Koşullar değişmemiş olsa, ben bugün de planlı ekonomiyi savunurdum. Oldukça küçük, büyük ölçüde dışa kapalı ve stratejik doğal kaynaklar açısından yoksul bir ekonomide; planlama hem mümkün, hem de fazlasıyla yararlıdır çünkü. Üstelik ekonominin çok büyük bölümü devletin mülkiyetinde ve kapitalist sınıf yaratmak amacıyla da kullanılsa, devletin denetimindeydi. Kıt kaynakların kullanımını, yöneticilerin bilinçsiz ve çoğu kez popülist kararları yerine, bilimsel bir planın yönlendirmesine bırakmak, akılcı bir yoldu.

Ne yazık ki bizim plancılığımız, belki ilk bir-iki yıl dışında, gerçek bir plancılık olamadı. DPT’de Teşvik uygulama Dairesi’ne dönüştü. Bugün en yoğun bürokrasinin DPT’de uygulandığını söyleyenler pek de haksız sayılmaz. Tire Organize Sanayi Bölgesi’nin, kaç dekar alana kurulacağına, onlar karar veriyorlar ve bu kararı da çok geç veriyorlar.

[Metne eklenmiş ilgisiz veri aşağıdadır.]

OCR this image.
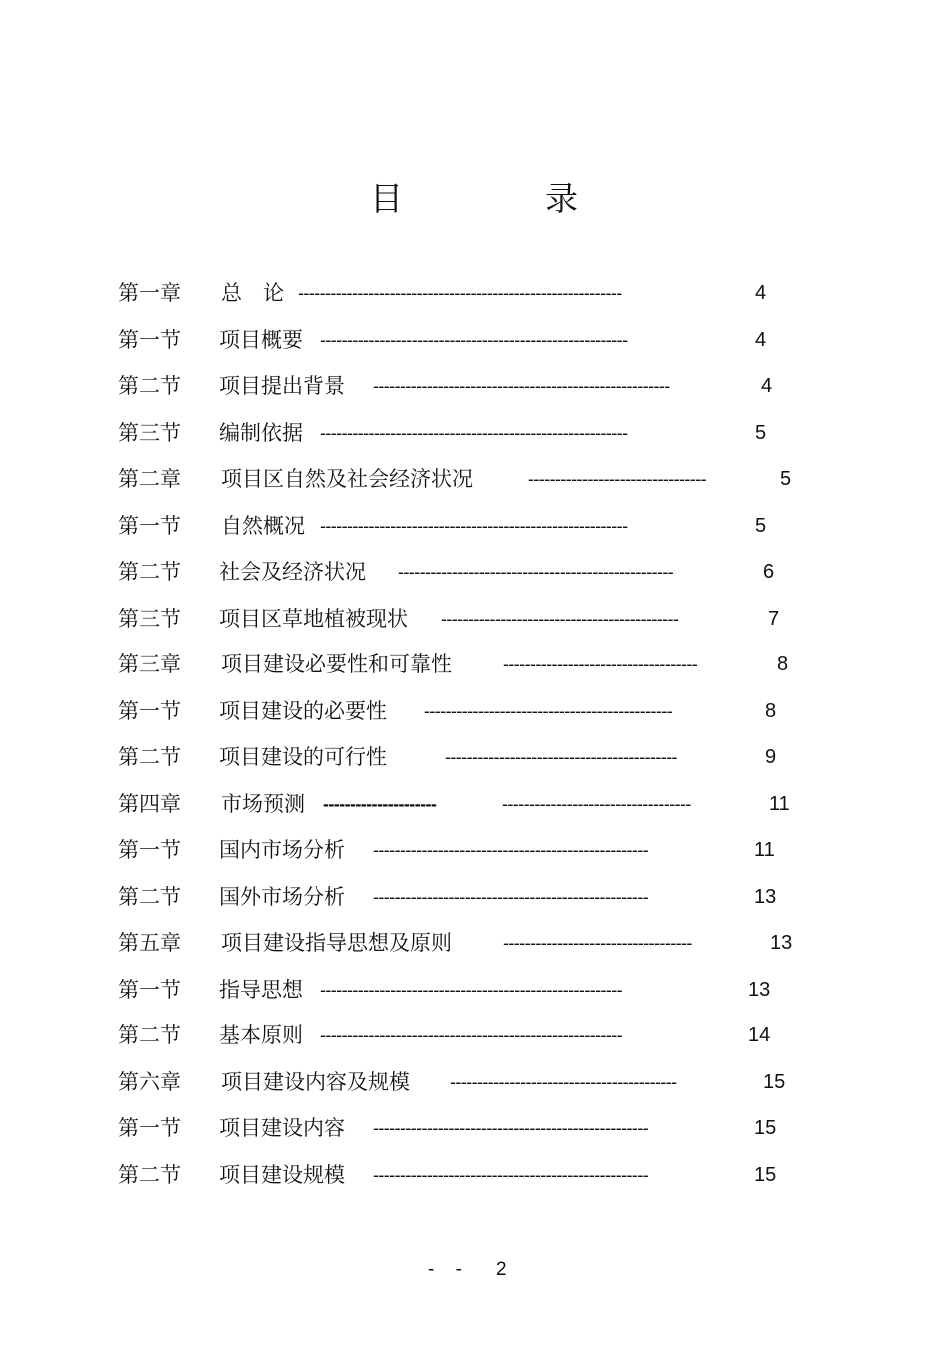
目	录
第一章 总　论 ------------------------------------------------------------	4
第一节 项目概要 ---------------------------------------------------------	4
第二节 项目提出背景 -------------------------------------------------------	4
第三节 编制依据 ---------------------------------------------------------	5
第二章 项目区自然及社会经济状况	---------------------------------	5
第一节 自然概况 ---------------------------------------------------------	5
第二节 社会及经济状况 ---------------------------------------------------	6
第三节 项目区草地植被现状 --------------------------------------------	7
第三章 项目建设必要性和可靠性	------------------------------------	8
第一节 项目建设的必要性 ----------------------------------------------	8
第二节 项目建设的可行性	-------------------------------------------	9
第四章 市场预测 ---------------------	-----------------------------------	11
第一节 国内市场分析 ---------------------------------------------------	11
第二节 国外市场分析 ---------------------------------------------------	13
第五章 项目建设指导思想及原则	-----------------------------------	13
第一节 指导思想 --------------------------------------------------------	13
第二节 基本原则 --------------------------------------------------------	14
第六章 项目建设内容及规模 ------------------------------------------	15
第一节 项目建设内容 ---------------------------------------------------	15
第二节 项目建设规模 ---------------------------------------------------	15
- - 2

Günümüz Dünya’sı; teknolojik gelişmeye, özellikle de bilgisayar ve iletişim teknolojisindeki gelişmeye bağlı olarak, 1960’ların dünyasına göre çok değişti. Devlet etnik ve dinsel nedenlerle çoğalıp küçülürken, ekonomi müthiş bir birleşme ve büyüme yaşıyor. Eskinin, müteşebbis kapitalistinin yerini, kupon kesen rantiyeler alırken, yönetim de beyaz yakalıların eline geçiyor. Doğallıkla, sermaye piyasaları devleşiyor. Sermaye için ulusal sınırlar ortadan kalktı. Hemen tüm büyük şirketler çok uluslu. Özelleşirme, Thatcher ve Reagan’dan beri, egemen ideoloji. Hemen her yerde devlet, ekonomiden hızla çekiliyor.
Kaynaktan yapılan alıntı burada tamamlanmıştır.